Crazy summer doesn't want to let go- we broke heat records yesterday. But it was still a great day to get out so hubby and I set out and had a great time.


----------



## whisperbaby22 (Jan 25, 2013)

That's a great shot with the mountains in the distance and the sun streaks.


----------



## Painted Horse (Dec 29, 2006)

All good things come to an end. We had record warm temps for Halloween on Friday and the temp dropped Saturday, Wind blew and even a light dusting of snow on the peaks


----------



## Walkamile (Dec 29, 2008)

Our good times ended today. We have over 12 inches of snow, heavy and wet, and high winds blowing. Hoping this is not a glimpse of what our winter will be like. Now, where did I put those buckets to haul water?


----------



## whisperbaby22 (Jan 25, 2013)

I'm in So Cal, so I am entering my best riding weather. Camera has been actin up, so I have not been posting photos, I do love when I see such beautiful mountains like you have.


----------



## Left Hand Percherons (Feb 1, 2011)

We need to find the time to go for a ride. I'm in the People's Republic.


----------



## Katz1411 (Jul 31, 2014)

Left Hand Percherons said:


> We need to find the time to go for a ride. I'm in the People's Republic.

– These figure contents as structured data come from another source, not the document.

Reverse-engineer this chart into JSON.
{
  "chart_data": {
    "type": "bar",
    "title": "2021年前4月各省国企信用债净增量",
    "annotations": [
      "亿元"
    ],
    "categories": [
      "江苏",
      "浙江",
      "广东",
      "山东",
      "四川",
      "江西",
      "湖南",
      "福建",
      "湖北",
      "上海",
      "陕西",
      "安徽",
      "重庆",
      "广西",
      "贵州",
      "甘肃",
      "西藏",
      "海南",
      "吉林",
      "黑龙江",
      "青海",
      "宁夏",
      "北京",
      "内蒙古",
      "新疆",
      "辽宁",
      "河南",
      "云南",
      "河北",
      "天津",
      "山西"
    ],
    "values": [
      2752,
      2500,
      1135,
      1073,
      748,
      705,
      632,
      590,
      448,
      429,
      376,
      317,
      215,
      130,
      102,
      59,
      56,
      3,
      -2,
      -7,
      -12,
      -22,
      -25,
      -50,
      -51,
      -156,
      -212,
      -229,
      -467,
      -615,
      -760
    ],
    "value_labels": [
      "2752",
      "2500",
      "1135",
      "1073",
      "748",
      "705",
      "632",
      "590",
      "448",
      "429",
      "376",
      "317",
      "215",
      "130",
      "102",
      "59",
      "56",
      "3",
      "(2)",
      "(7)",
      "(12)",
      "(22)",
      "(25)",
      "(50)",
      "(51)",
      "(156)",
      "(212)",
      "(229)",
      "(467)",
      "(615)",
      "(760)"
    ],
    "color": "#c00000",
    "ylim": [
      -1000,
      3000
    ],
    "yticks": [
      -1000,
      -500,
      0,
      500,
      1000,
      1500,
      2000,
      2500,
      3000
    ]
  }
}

Me too. It's been incredible weather, perfect for riding. I noticed riding the property at my boarding barn yesterday that there were a lot of elk droppings, all over the place. When I rode to the top of the ridge today I could see the good size herd just a mile or so away.


----------



## Katz1411 (Jul 31, 2014)




----------



## whisperbaby22 (Jan 25, 2013)

Now those are mountains!


----------



## phoenix (Jun 7, 2010)

Beautiful photos, you have such a lovely place to go riding!


----------



## Katz1411 (Jul 31, 2014)

whisperbaby22 said:


> Now those are mountains!


Those are the foothills 

The mountains beyond the foothills:


----------



## Left Hand Percherons (Feb 1, 2011)

Katz1411 said:


>


 We must be looking at the same background. That looks like TC.


----------



## Katz1411 (Jul 31, 2014)

Left Hand Percherons said:


> We must be looking at the same background. That looks like TC.



It is.


----------